At one fund-raiser last month, in a spacious white-tiled photographer’s
studio in a historical building on Fountain Avenue, guests quickly dispensed
with post-election rage in favor of long discussions about rent control and
the problem of renovating and maintaining rental units in the city.

“Our housing is out of reach for most working Americans,”
Duran had told me earlier. “The savagery of the market is putting a lot
of pressure on tenants, especially the elderly and the Russian immigrants. All
the economic activity is wonderful, but do we want to end up like Santa Barbara
— rich, white and affluent? I don’t think so. We want to maintain our diversity,
young and old, rich and poor, as our demographics shift. And it can be done.
It just really puts pressure on the people in council to set aside and enforce
rent stabilization and sustainable development. We never want to be a city of
Starbucks and Wal-Marts.”

Not everyone on the council is so optimistic. “In my opinion,”
says Prang, “there are factors beyond the city’s control that will continue
to change the demographics of the city. I think the public in general still
supports those core values, but there are now competing values with people who
own property. Sometimes when push comes to shove and their individual property
is involved, it’s much less clear.”

But Duran stands firm. “West Hollywood is a great success
story,” he says, “and the residents who’ve been here for a while do
support our values. The question is, can we explain West Hollywood to newcomers?
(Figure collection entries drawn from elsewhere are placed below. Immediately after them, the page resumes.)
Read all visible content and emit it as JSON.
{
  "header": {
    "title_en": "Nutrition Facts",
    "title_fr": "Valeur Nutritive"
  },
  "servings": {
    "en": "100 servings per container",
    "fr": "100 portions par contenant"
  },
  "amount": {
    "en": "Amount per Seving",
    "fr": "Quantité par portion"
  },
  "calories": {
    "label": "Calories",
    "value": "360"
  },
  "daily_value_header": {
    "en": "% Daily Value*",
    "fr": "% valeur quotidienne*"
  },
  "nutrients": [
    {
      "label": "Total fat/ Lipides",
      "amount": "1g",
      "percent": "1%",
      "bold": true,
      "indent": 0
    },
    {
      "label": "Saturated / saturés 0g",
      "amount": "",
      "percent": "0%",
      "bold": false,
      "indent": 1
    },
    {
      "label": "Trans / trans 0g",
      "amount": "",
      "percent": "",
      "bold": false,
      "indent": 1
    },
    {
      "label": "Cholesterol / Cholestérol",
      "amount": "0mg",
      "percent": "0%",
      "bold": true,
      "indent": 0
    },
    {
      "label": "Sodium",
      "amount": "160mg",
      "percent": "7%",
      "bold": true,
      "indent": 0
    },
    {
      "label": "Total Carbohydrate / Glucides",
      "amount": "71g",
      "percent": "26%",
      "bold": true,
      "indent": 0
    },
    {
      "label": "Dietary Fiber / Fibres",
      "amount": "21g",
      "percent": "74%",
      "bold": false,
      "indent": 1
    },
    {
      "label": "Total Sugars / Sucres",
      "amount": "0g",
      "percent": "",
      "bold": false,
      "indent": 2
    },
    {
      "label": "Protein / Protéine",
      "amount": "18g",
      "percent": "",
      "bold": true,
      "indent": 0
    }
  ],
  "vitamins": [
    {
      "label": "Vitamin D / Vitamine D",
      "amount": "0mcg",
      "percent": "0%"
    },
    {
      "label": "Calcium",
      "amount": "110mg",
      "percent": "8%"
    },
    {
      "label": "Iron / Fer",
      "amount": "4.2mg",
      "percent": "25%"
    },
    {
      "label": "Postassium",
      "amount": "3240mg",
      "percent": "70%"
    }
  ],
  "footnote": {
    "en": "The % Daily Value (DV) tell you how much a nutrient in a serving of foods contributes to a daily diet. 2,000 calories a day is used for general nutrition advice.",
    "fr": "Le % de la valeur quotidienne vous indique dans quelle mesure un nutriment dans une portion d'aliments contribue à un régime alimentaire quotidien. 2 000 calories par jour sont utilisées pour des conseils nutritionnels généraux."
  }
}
“I believe we can,” Duran continues. “One of the
things we do is bring our local businesses into the process of setting the agenda
and make them partners in the community and make sure everyone feels included.”
Although the Russian and gay communities have “had some conflict over the
years,” Duran supports creating a Russian business district in the city.

“We have a few gay Russians involved with the council to
help us bridge the gap between the Russian and gay communities,” he says,
as well as people from Georgia and Ukraine who felt disenfranchised under the
control of the Soviet Union.

“They can identify with oppression,” Duran says confidently.

Both Duran and Prang are staying out of state races for the time
being, to clear the field for Land, who will run for the 42nd District seat
being vacated by termed-out Paul Koretz. But Duran still dreams of higher political
office.

“I would love one day to go fight the right in Washington,”
he says.

And after the recent election, Washington may need him. Then again,
so may some ordinary citizen clients: Loquvam says that since November 3 he’s
all of a sudden fielding phone calls from gays and lesbians experiencing discrimination
in the workplace.

“I’m getting four a week,” he says. “And that hasn’t
happened in years.”

Duran, however, remains sanguine about the future, and any gay-rights
battles that may emerge in it. “It’s not the first time the Deep South
has coalesced around an issue,” he says. “I’m convinced we’ll eventually
prevail, as all civil rights movements have. Gay rights have only been around
for 30 years or so. This year is just a blip.”